Department of Cardiovascular Medicine
The University of Tokyo Graduate School of Medicine, Tokyo, Japan
Pressure overload induces cardiac hypertrophy by activating many molecules such as integrin and angiotensin II type1 receptor, and at first, cardiac function is maintained normal by promoting vascular growth in the heart through hypoxia-inducible factor-1 (Hif-1)-dependent induction of angiogenic factors. Sustained pressure overload, however, induces an accumulation of p53 that inhibits Hif-1 activity and thereby impairs cardiac angiogenesis and systolic function. Through network analysis of single-cardiomyocyte transcriptomes, we have recently identified gene-modules that classify cardiomyocytes and regulate a trajectory of cardiomyocyte remodeling. Upon pressure overload, almost all cardiomyocytes activated mitochondrial ribosome/metabolism modules, whose activity was correlated with the extent of morphological hypertrophy. Sustained stimuli activated DNA damage signaling module including p53 targets in a part of hypertrophy-stage cardiomyocytes, which induced remodeling into failing cardiomyocytes and resulted in heart failure. Comet assay revealed that pressure overload on murine hearts induced single strand breaks in cardiomyocytes and enhanced accumulation of single strand breaks in Xrcc1 deficient mice caused heart failure. We have recently found that heart failure patients with severe DNA damage do not respond to drug treatment and show poor prognosis.
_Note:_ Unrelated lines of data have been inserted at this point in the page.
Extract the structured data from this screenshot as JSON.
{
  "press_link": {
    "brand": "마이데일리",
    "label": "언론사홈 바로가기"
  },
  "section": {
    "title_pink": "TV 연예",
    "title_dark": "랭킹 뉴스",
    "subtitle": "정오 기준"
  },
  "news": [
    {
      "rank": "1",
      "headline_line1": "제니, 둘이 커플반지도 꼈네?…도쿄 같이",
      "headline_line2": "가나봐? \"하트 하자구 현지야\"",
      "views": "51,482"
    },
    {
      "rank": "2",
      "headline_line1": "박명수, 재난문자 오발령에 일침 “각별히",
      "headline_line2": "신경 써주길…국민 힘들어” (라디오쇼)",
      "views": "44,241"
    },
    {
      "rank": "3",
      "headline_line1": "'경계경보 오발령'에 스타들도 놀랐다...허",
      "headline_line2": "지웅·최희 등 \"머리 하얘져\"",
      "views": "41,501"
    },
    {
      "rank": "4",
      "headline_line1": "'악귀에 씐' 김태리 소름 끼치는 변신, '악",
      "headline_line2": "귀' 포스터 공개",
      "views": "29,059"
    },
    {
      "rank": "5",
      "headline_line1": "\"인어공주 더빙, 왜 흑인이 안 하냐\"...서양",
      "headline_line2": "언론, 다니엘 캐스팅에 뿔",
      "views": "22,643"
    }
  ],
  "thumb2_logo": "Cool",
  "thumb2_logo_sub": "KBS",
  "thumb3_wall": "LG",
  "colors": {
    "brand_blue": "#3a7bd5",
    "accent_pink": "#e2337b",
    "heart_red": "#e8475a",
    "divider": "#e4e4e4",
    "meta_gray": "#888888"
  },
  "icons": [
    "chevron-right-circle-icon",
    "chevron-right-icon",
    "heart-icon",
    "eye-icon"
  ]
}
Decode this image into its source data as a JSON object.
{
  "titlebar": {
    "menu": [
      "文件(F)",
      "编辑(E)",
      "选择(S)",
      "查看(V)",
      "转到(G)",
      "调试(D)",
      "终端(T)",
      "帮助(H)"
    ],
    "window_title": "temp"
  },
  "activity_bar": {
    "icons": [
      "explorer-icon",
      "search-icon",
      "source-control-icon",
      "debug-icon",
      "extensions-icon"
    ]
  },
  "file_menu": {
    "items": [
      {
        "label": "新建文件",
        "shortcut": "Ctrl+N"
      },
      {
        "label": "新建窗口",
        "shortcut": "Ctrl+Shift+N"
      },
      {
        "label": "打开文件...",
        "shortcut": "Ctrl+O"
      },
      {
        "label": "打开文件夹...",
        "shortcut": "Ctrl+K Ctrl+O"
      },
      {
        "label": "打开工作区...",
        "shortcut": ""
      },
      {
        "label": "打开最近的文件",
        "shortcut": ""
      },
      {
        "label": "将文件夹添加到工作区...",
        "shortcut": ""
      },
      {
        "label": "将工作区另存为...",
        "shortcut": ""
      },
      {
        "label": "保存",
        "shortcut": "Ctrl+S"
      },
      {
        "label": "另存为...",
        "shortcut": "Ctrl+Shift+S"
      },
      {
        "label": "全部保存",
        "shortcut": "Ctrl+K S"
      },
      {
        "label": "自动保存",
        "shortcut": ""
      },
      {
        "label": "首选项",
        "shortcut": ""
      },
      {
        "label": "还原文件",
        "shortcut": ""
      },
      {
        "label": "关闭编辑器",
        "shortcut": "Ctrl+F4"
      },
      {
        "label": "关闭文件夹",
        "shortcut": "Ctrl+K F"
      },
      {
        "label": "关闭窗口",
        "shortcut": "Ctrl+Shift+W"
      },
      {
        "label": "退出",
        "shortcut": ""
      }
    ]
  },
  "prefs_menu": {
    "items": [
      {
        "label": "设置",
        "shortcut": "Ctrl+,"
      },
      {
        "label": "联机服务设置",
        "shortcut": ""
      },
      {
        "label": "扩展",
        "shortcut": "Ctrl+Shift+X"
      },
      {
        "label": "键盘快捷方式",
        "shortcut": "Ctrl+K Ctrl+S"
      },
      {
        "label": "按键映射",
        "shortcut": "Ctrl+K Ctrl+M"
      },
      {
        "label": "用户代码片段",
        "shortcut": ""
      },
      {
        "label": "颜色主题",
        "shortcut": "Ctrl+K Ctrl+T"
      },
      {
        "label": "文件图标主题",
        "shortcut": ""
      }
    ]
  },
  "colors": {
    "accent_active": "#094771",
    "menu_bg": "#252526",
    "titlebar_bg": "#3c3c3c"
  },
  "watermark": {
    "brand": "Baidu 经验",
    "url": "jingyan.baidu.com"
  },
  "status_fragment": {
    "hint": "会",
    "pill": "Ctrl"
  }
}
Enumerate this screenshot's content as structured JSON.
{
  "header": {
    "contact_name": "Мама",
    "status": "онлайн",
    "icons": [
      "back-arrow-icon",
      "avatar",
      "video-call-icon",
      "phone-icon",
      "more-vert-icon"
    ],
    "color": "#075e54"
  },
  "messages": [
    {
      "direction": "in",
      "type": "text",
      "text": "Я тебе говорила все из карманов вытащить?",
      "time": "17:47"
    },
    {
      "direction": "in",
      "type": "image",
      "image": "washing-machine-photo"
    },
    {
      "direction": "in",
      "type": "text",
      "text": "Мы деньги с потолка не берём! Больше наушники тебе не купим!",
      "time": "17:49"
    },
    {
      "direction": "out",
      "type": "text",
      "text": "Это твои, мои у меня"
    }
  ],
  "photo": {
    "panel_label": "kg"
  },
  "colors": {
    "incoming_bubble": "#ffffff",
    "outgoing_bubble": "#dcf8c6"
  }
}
- Zou Y, Komuro I et al. Mechanical stress activates angiotensin II type 1 receptor without the involvement of angiotensin II. Nat Cell Biol 6(6):499-506, 2004.
- Sano M, Komuro I et al. p53-induced inhibition of Hif-1 causes cardiac dysfunction during pressure overload. Nature 446(7134):444-448, 2007.
- Zhu W, Asashima M, Komuro I et al. IGFBP-4 is an inhibitor of canonical Wnt signalling required for cardiogenesis. Nature 454(7202):345-349, 2008.
- Naito AT, Komuro I et al. Complement C1q activates canonical Wnt signaling and promotes aging-related phenotypes. Cell 149(6):1298-1313, 2012.
- Nomura S, Komuro I et al. Cardiomyocyte gene programs encoding morphological and functional signatures in cardiac hypertrophy and failure. Nat Commun. 9:4435-4451, 2018
Dr. Komuro was graduated from The University of Tokyo in 1982 and after clinical residency, he has started research on mechanisms of cardiac hypertrophy and heart failure. He spent 4 years at Harvard Medical School as a postdoctoral fellow and instructor, and was promoted to professor in Medicine, Department of Cardiovascular Science and Medicine, Chiba University Graduate School of Medicine in 2001. He has become a professor and chairman of Cardiovascular Medicine Department, Osaka University Graduate School of Medicine in 2009 and The University of Tokyo Graduate School of Medicine from 2012. He has published more than 900 papers on peer-review journals including Natute, Cell, Nature Medicine, Lancet and Circulation.